Dame Denise takes up her role as Chair at an important time for the National AIDS Trust (NAT) in the lead up to World AIDS Day 1 December.
She will be succeeding Dame Ruth Runciman, who has served as Chair of the NAT for the past six years and will continue to support the organisation as an ambassador.
Dame Denise brings a wealth of experience to the role, on account of her distinguished career in the social services and health sectors. She was also an early advocate for a comprehensive response to the HIV epidemic, and as Director of Social Services for the London Borough of Hammersmith and Fulham, oversaw the first HIV policy to be introduced by a local council.
Dame Denise is the Chair of the Commission for Social Care Inspection, a non-departmental Government body responsible for inspecting and assessing the performance of all social care services in England.
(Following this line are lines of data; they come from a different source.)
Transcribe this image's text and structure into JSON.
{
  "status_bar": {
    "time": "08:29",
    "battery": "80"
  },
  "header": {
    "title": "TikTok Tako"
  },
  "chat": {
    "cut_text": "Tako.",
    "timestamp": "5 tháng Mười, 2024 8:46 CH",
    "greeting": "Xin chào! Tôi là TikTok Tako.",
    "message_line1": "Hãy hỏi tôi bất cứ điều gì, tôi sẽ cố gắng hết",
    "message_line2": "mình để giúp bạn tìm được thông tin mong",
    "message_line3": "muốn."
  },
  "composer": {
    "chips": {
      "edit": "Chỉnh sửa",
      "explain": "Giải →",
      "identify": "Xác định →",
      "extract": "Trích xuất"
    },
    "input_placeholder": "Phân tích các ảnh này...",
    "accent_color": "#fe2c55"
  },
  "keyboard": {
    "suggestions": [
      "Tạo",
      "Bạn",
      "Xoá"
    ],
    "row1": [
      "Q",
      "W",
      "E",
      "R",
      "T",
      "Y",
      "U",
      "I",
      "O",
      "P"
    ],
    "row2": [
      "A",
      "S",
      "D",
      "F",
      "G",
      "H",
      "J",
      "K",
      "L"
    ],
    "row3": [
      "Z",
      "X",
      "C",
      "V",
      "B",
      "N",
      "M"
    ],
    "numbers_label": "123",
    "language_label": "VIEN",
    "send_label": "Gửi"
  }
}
She is also a member of the National Executive Council of the fpa.
Commenting on her appointment Dame Denise Platt said: “It is a great personal pleasure to take over as Chair of the National AIDS Trust at this time. I look forward to playing my part in helping the organisation to fulfil its mission to prevent the spread of HIV. I would like to pay tribute to the contribution made by Ruth Runciman both as a founder trustee and as Chair, in making the National AIDS Trust the success it is. She is a hard act to follow.”
Dame Ruth Runciman said: “I am extremely proud of the achievements of the National AIDS Trust in the last six years, particularly in challenging stigma and discrimination and campaigning for the human rights of people living with HIV.
I am very pleased to hand over the Chair of the National AIDS Trust to Dame Denise Platt. Denise’s distinguished career and extensive experience in Social Care and health makes her the ideal person to lead the National AIDS Trust in its efforts to get HIV higher up the political agenda and make it a health and social care priority for the UK.”